If you saw 2008’s “Cloverfield,” then you won’t be surprised at all to know that sequel / pseudo-sequel / side-story “10 Cloverfield Lane” is also great. Where the 2008 film went big with its action and terror, the new film goes smaller and finds even more thrilling territory to mine. Same as when you went to “Cloverfield”, the less you know going in the better, so I’ll keep plot specifics to a minimum.
“10 Cloverfield Lane” is a tense, playful movie bursting with confidence. The movie is anchored by a trio of excellent performances from John Goodman, Mary Elizabeth Winstead, and John Gallagher Jr.. Under the threat of power outages across the country, Michelle (Winstead) and Emmett (Gallagher Jr.) end up in an underground shelter with Howard (Goodman) as their caretaker.

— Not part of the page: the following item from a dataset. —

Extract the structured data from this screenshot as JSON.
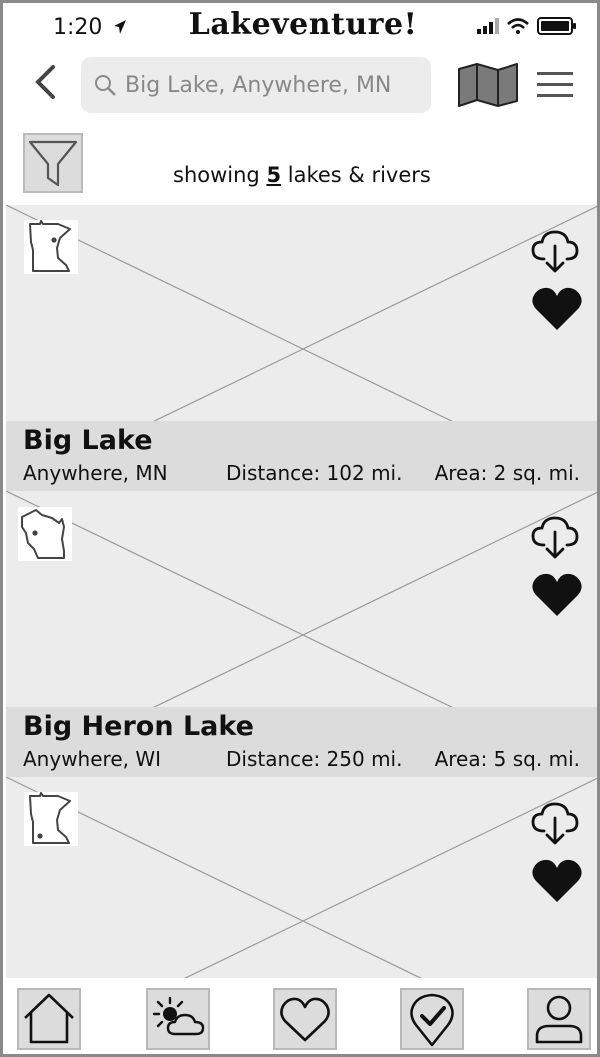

The looming paranoia has Michelle (and the audience) questioning everyone’s motivations and intentions. Much of the films pleasures come from watching the actors play out their cat and mouse game. Goodman is thoroughly unnerving. One moment he’s showing a father’s warmth to his guests, the next he’s questioning the ulterior motives of Michelle and Emmett touching hands. Goodman never tips his hand and straddles the line between well-intentioned do-gooder and delusion lunatic. Winstead is every bit Goodman’s match, a sparring partner ready for the fight herself. But Winstead and Goodman are always great, so knowing they do more good work here is the least surprising thing about the movie. Don’t overlook Gallagher Jr., because he’s just as good as his more heralded costars.
There’s a resourcefulness to the characters that’s mirrored in the filmmaking. When the story needs to move the camera is fluid and energetic. When things get more dramatic director Dan Trachtenberg (making a strong debut) pulls back and lets the actors take center stage. There are a couple of long, nearly dialogue free sequences where composer Bear McCreary’s score dominates.
The story works really well on its own, and would make for a fine thriller without the “Cloverfield” connection. Knowing what’s waiting for the characters just adds another layer of tension. It’s like knowing John McClane has a Texas-sized asteroid to deal with once he finally escapes Nakatomi Plaza. Once the connection between the two movies becomes more explicit, the film shifts gears and resembles its predecessor a little more. It’s a jarring shift and one that doesn’t leave you with time to consider it in the moment. No matter what you think of this shift, it unquestionably proves that this world is richer than it appears and I hope we get to return to it.